I selected the project and service already so I guess you guys have the associated IDs. I can probably just make a change or redeploy to make it work (have not tried) but I won't touch it yet in case the logs or current state are useful to the Railway team to help prevent this in the future.
Any advice?
12 Replies
9 months ago
Hey Joseph, good call on keeping it in that state but it looks like the cron restarted and is now in a running state
I also saw some of your workloads were recently moved to metal but this cron wasn't one of them. I've reviewed those services, they're all looking healthy 
Unfortunately, I'm unable to check why the cron you mentioned might've crashed. We haven't had any reports on our end for crons crashing either, but I can definitely keep an eye out as I'll be on support rotation this week.
Do you have any more context to give on what could have led to the issue? It'll be super helpful in investigating or reproducing
Status changed to Awaiting User Response Railway • 9 months ago
9 months ago
Hey Chandrika, yeah unfortunately I couldn't wait too long before restarting so I deployed an update (just removed a comment) to restart the service about 20 minutes ago.
I don't really have any additional context as it's such a simple function that there isn't many moving parts to break haha. I can tell you that the "crashed" run doesn't have any logs at all but the successful ones do.
Now that I'm looking at it again, it does seem the cron isn't firing the function. It should run every 10 minutes but the last run was 20 minutes ago so that part is still not functioning correctly even though the last run was successful.
Status changed to Awaiting Railway Response Railway • 9 months ago
9 months ago
Could you recreate a new service (retain this one) and configure it up as it is now? Just wondering if that service has gotten stuck in some away
Status changed to Awaiting User Response Railway • 9 months ago
9 months ago
I duplicated the function service then changed the old service cron to be once every 24hr. It seems like the cron for the new function service (73044b00-7cf7-4e28-a928-2ec6c6778b32) is working so I'll probably delete the old service tomorrow, unless you want me to keep it up to help you troubleshoot.
Status changed to Awaiting Railway Response Railway • 9 months ago
9 months ago
Hey Joseph, glad to hear you're unblocked on this - very sorry you ran into this issue !
I appreciate your offer to keep the service up so we can take a look. Do you consent to our engineering team editing the cron schedule to attempt reproduction ? We'll remove your old service once we're done.
Thanks !
Status changed to Awaiting User Response Railway • 9 months ago
9 months ago
Yes your team can modify the cron schedule of the old service (88333b1d-f82a-49cb-be60-6cc0d662394d). It won't cause any disruption on my end.

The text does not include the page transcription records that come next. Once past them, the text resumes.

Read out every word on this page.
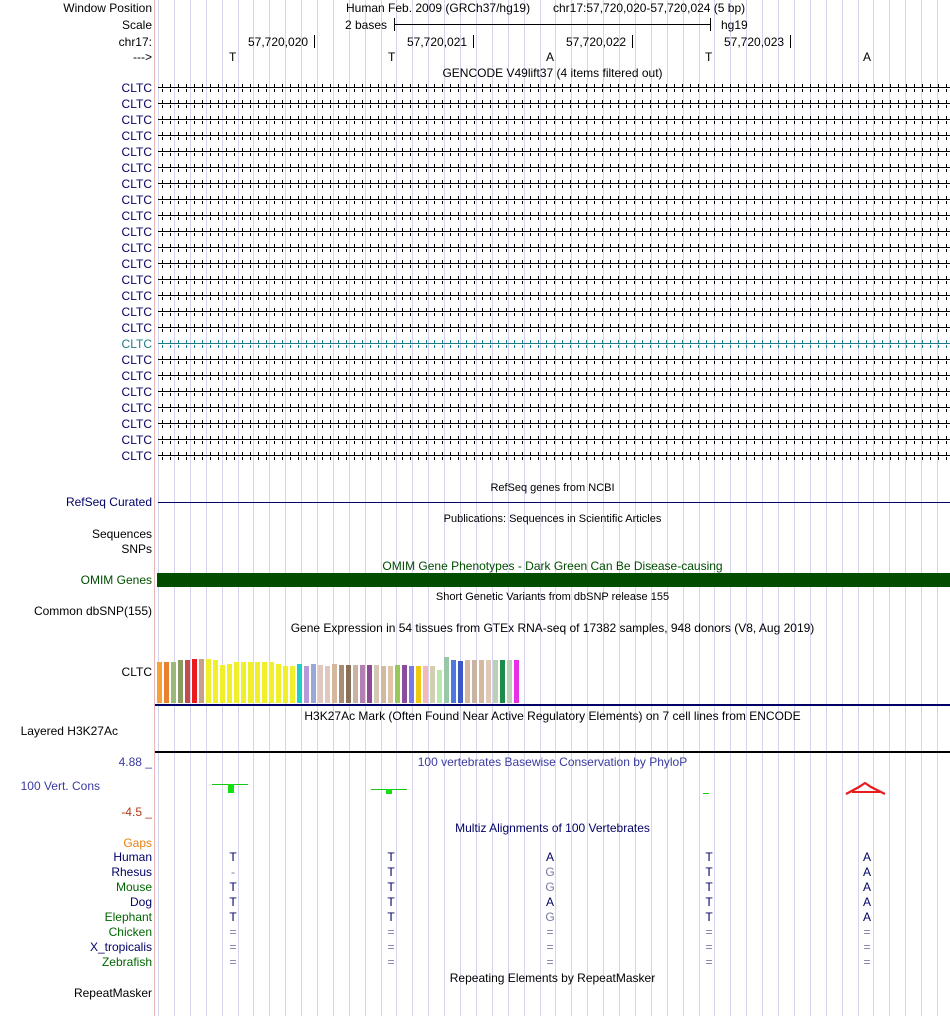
Window Position	Human Feb. 2009 (GRCh37/hg19) chr17:57,720,020-57,720,024 (5 bp)
Scale	2 bases	hg19
chr17:	57,720,020	57,720,021	57,720,022	57,720,023
--->	T	T	A	T	A
GENCODE V49lift37 (4 items filtered out)
CLTC
CLTC
CLTC
CLTC
CLTC
CLTC
CLTC
CLTC
CLTC
CLTC
CLTC
CLTC
CLTC
CLTC
CLTC
CLTC
CLTC
CLTC
CLTC
CLTC
CLTC
CLTC
CLTC
CLTC
RefSeq genes from NCBI
RefSeq Curated
Publications: Sequences in Scientific Articles
Sequences
SNPs
OMIM Gene Phenotypes - Dark Green Can Be Disease-causing
OMIM Genes
Short Genetic Variants from dbSNP release 155
Common dbSNP(155)
Gene Expression in 54 tissues from GTEx RNA-seq of 17382 samples, 948 donors (V8, Aug 2019)
CLTC
H3K27Ac Mark (Often Found Near Active Regulatory Elements) on 7 cell lines from ENCODE
Layered H3K27Ac
100 vertebrates Basewise Conservation by PhyloP
4.88 _
100 Vert. Cons
-4.5 _
Multiz Alignments of 100 Vertebrates
Gaps
Human	T	T	A	T	A
Rhesus	-	T	G	T	A
Mouse	T	T	G	T	A
Dog	T	T	A	T	A
Elephant	T	T	G	T	A
Chicken	=	=	=	=	=
X_tropicalis	=	=	=	=	=
Zebrafish	=	=	=	=	=
Repeating Elements by RepeatMasker
RepeatMasker
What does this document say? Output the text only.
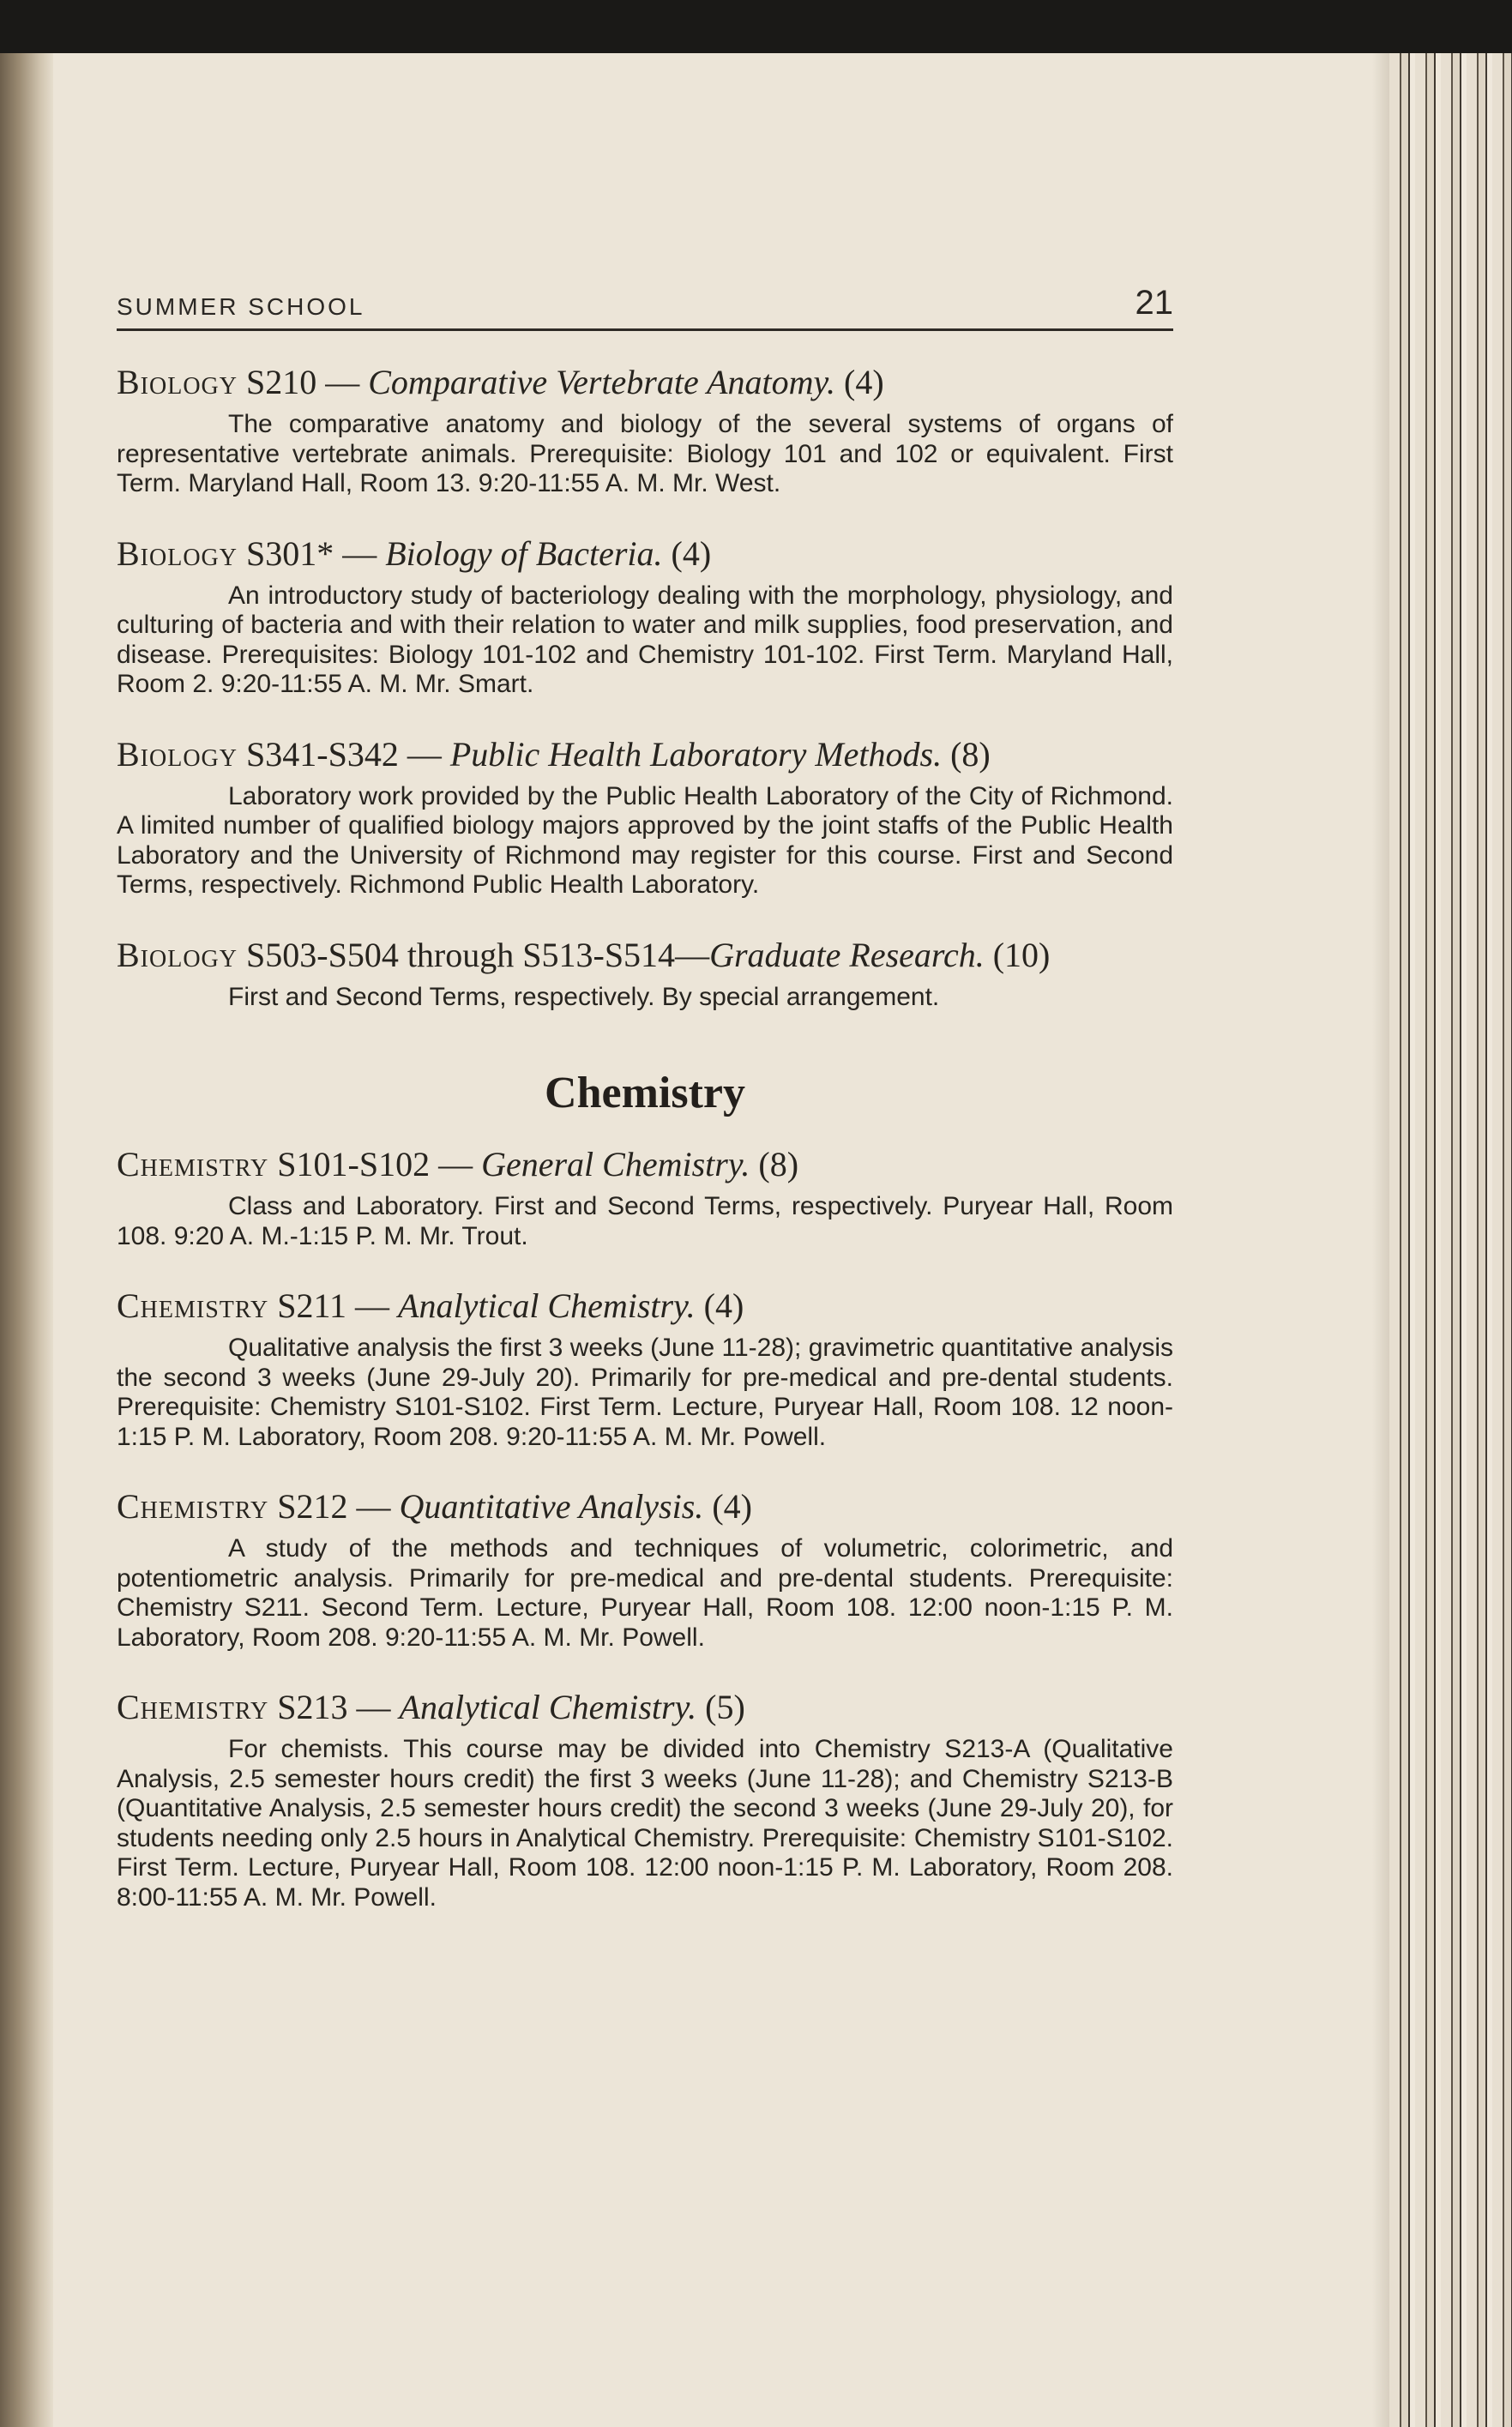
SUMMER SCHOOL	21

Biology S210 — Comparative Vertebrate Anatomy. (4)

The comparative anatomy and biology of the several systems of organs of representative vertebrate animals. Prerequisite: Biology 101 and 102 or equivalent. First Term. Maryland Hall, Room 13. 9:20-11:55 A. M. Mr. West.

Biology S301* — Biology of Bacteria. (4)

An introductory study of bacteriology dealing with the morphology, physiology, and culturing of bacteria and with their relation to water and milk supplies, food preservation, and disease. Prerequisites: Biology 101-102 and Chemistry 101-102. First Term. Maryland Hall, Room 2. 9:20-11:55 A. M. Mr. Smart.

Biology S341-S342 — Public Health Laboratory Methods. (8)

Laboratory work provided by the Public Health Laboratory of the City of Richmond. A limited number of qualified biology majors approved by the joint staffs of the Public Health Laboratory and the University of Richmond may register for this course. First and Second Terms, respectively. Richmond Public Health Laboratory.

Biology S503-S504 through S513-S514—Graduate Research. (10)

First and Second Terms, respectively. By special arrangement.

Chemistry

Chemistry S101-S102 — General Chemistry. (8)

Class and Laboratory. First and Second Terms, respectively. Puryear Hall, Room 108. 9:20 A. M.-1:15 P. M. Mr. Trout.

Chemistry S211 — Analytical Chemistry. (4)

Qualitative analysis the first 3 weeks (June 11-28); gravimetric quantitative analysis the second 3 weeks (June 29-July 20). Primarily for pre-medical and pre-dental students. Prerequisite: Chemistry S101-S102. First Term. Lecture, Puryear Hall, Room 108. 12 noon-1:15 P. M. Laboratory, Room 208. 9:20-11:55 A. M. Mr. Powell.

Chemistry S212 — Quantitative Analysis. (4)

A study of the methods and techniques of volumetric, colorimetric, and potentiometric analysis. Primarily for pre-medical and pre-dental students. Prerequisite: Chemistry S211. Second Term. Lecture, Puryear Hall, Room 108. 12:00 noon-1:15 P. M. Laboratory, Room 208. 9:20-11:55 A. M. Mr. Powell.

Chemistry S213 — Analytical Chemistry. (5)

For chemists. This course may be divided into Chemistry S213-A (Qualitative Analysis, 2.5 semester hours credit) the first 3 weeks (June 11-28); and Chemistry S213-B (Quantitative Analysis, 2.5 semester hours credit) the second 3 weeks (June 29-July 20), for students needing only 2.5 hours in Analytical Chemistry. Prerequisite: Chemistry S101-S102. First Term. Lecture, Puryear Hall, Room 108. 12:00 noon-1:15 P. M. Laboratory, Room 208. 8:00-11:55 A. M. Mr. Powell.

Please let me know when to remove the old service or if you remove it yourself. This production/uat environments are clones, will removing the sync cron in production remove it from uat? I duplicated the cron in uat just in case.
Status changed to Awaiting Railway Response Railway • 9 months ago
9 months ago
it won't automatically - you'll be able to sync the change from the canvas once applied 
Status changed to Awaiting User Response Railway • 9 months ago
9 months ago
Got it! Let me know if I should resolve the thread or keep it open.
Status changed to Awaiting Railway Response Railway • 9 months ago
9 months ago
I'll mark as solved for now - feel free to reopen/reach out if you need anything :)
Status changed to Awaiting User Response Railway • 9 months ago
Status changed to Solved itsrems • 9 months ago
8 months ago
Related issue is going on now. The function keeps "crashing" when I haven't made any changes.
Project ID: 1832af6e-ee77-46f2-a94a-d649db392683
Service ID: 73044b00-7cf7-4e28-a928-2ec6c6778b32
Status changed to Awaiting Railway Response Railway • 9 months ago
8 months ago
It also runs every 20min when I have the cron set to 10min. Something is wrong with this service.
Attachments
8 months ago
The "crashing" was my fault I think, since the server was taking too long to respond and I guess it timed out the function. The cron thing was probably due to the troubles Railway had today, it seems to be back to every 10min once the deploy outages was resolved.
Status changed to Solved brody • 9 months ago